2. Look at KL divergence
    - Look at size of updates in terms of KL divergence.   
    - example:
      - If KL is .01 then very small.
      - If 10 then too much.
  
3. Baseline explained variance.   
    - See if value function is actually a good predictor or a reward.   
      - if negative it might be overfitting or noisy.
        - Likely need to tune hyper parameters

4. Initialize policy   
    - Very important (more so than in supervised learning).   
    - Zero or tiny final layer to maximize entropy
      - Maximize random exploration in the beginning   

## Q-Learning Strategies 
1. Be careful about replay buffer memory usage.  
    - You might need a huge buffer, so adapt code accordingly.   

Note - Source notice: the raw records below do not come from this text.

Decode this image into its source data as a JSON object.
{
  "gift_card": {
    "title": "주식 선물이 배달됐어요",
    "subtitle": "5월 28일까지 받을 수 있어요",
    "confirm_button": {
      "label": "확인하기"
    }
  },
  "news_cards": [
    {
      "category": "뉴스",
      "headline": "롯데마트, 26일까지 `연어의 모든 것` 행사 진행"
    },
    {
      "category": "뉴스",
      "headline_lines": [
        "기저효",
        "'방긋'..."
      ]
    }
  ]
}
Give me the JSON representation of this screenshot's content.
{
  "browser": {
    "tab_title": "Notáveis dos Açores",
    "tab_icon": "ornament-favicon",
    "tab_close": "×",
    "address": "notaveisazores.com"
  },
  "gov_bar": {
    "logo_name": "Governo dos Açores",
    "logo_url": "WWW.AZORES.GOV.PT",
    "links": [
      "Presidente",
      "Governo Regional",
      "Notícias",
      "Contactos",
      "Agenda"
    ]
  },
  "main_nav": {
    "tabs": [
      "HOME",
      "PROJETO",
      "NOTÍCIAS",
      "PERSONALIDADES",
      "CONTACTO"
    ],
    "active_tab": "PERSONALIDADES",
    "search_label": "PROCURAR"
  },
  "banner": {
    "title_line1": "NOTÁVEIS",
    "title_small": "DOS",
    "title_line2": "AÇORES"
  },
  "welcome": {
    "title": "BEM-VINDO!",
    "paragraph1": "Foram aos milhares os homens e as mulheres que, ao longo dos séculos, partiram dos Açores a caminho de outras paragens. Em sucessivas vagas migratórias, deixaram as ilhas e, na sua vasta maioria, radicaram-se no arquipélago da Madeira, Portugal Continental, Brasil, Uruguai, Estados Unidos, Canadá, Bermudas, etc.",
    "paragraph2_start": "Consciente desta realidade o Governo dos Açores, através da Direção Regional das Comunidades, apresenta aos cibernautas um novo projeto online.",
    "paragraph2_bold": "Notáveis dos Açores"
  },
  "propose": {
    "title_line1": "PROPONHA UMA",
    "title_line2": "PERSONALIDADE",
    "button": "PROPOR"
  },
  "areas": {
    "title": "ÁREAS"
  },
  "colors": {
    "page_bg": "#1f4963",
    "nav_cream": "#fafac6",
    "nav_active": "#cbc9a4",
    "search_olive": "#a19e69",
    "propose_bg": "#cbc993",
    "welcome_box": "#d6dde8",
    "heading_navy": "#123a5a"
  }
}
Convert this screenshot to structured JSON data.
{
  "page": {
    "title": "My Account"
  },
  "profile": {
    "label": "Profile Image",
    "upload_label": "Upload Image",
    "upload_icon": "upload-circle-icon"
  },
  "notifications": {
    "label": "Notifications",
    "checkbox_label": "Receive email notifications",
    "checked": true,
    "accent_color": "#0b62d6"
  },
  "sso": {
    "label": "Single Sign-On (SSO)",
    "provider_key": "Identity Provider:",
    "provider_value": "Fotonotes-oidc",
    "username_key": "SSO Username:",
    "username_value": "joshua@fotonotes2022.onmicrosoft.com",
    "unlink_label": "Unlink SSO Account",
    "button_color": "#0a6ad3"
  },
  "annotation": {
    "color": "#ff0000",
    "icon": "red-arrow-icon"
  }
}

2. Play with learning rate schedule.   

3. If converges slowly or has slow warm-up period in the beginning
    - Be patient... DQN converges VERY slowly.   


## Bonus from [Andrej Karpathy](http://cs.stanford.edu/people/karpathy/):   
1. A good feature can be to take the difference between two frames.   
   - This delta vector can highlight slight state changes otherwise difficult to distinguish.